Но оставалась честь, оставалось братство, и эти понятия были столь же угодны Господу, сколь и общая чистота помыслов. «Кто хочет спасти душу, тот ее потеряет». Если Швейцер устранится, если он оставит во грехе своих товарищей, то из этого выйдет сплошная гордыня, а это уже грех из числа смертных. Волей-неволей ему придется сделать следующий шаг: донести. Пусть даже он этого не сделает – в глазах лицеистов он навсегда останется отмеченным печатью подозрения и недоверия. Тогда – соучастие?

«Я все-таки попробую их отговорить», – подумал Швейцер. В случае фиаско он будет спокоен: сделано все возможное.

– Встали, – проскрипел отец Маврикий, отрываясь от косяка. – Возблагодарим Иисуса Христа и Приснодеву Марию.

Лицеисты встали и опустили головы. Их губы зашевелились, замелькали творимые кресты – скороспелые, страшные, заживо хоронящие богомольцев. Чем бы ни было Устроение, никто не сомневался, что в привычном смысле Нагле уже нет в живых.

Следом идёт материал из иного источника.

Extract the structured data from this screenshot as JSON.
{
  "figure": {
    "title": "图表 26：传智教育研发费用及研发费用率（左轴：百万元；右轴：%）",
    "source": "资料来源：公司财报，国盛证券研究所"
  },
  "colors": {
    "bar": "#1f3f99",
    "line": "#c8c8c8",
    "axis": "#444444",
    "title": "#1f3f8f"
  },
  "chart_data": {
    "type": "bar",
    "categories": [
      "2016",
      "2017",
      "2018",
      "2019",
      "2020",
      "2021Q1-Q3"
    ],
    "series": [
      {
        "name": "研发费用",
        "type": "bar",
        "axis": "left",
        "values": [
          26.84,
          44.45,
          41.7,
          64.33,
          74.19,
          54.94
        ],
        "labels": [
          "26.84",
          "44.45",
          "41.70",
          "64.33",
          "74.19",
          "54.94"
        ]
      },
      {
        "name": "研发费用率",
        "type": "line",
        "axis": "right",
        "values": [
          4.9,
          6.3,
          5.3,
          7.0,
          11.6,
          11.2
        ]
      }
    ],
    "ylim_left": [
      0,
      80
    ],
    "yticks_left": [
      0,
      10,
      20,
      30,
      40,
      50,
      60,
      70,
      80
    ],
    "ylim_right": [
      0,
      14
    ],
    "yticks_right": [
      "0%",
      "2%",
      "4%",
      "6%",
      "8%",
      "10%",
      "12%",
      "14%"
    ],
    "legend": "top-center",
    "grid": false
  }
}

Трапеза окончилась. На столах остались пустые миски, вычищенные до блеска.

6

Дежурным по спальне был Листопадов. Это знали заранее – потому и выбрали сегодняшнюю полночь. «Чья она, полночь – сегодняшняя или уже завтрашняя?» – не к месту задумался Швейцер. Он разделся, юркнул под тонкое одеяло, примял треугольник подушки. У него так и не хватило духу переговорить с заговорщиками. Будь что будет. А Листопадов, мышонок, не подведет. Скорее всего, он просто прикинется спящим и в случае чего заявит, что все происходило у него за спиной. Тоже, спина! Швейцер поднял глаза на большие настенные часы, фосфоресцировавшие зеленым светом. До назначенного срока оставалось еще полчаса. Он повернулся на бок и уставился на Остудина, чья койка стояла рядом. Остудин с готовностью подмигнул. Он смирно лежал с открытыми, немигающими глазами и терпеливо ждал. Такой человек своего не упустит. Если что-то кому-то положено – вынь да положь. Швейцер нахмурился и обругал себя за скверный каламбур.

В дальнем углу шептались: конечно же, Шконда и Недодоев. Этих не взяли, но они не расстроятся, им с лихвой хватает друг друга. Болтают, как сороки, с утра до вечера, хохочут, рисуют неприличные картинки, портят воздух… Чуть ближе массивной глыбой лежал Вустин, укрывшийся с головой. Возможно – спал, возможно – боялся без сна. Даже до такого тугодума рано или поздно дойдет, что он ввязался в опасное дело. Швейцер пожалел, что не сказал ему для верности выбросить злополучную записку.

– Вустин! – шепотом позвал Швейцер. – Вы спите, Вустин?

Тот не шелохнулся.

– Эй, Куколка! – мгновенно окликнул его Остудин. – Не трогайте беднягу. У него живот болит.

«А, чтоб тебя!» – выругался Швейцер. Но не спросить не мог:

– А что у него с животом?

Остудин хихикнул.

– Бумажку съел. Жевал, наверно, минут десять.

– Зачем? – Швейцер притворился, будто не понимает.

– Это была записка от Раевского, он подобрал ее во дворе. Раевский пишет, что никакого Врага нет. Представляете? Он не дописал. Будь у него время, он сочинил бы, что и Спасителя нет…

Швейцер вздохнул. Опять он зевнул что-то важное, надо быть внимательнее.

– Интересно, есть ли в Лицее кто-то, кто не знает об этой записке?

– Вряд ли. Но это к лучшему. Не высекут же сотню человек!

– Сотню не высекут. А первого, кто распустил, – высекут.

– Вот он и съел, – подхватил Остудин, не видя никакой беды для Вустина.

– Эгей, там, на мачте! – донесся шепот Коха. – Вы готовы?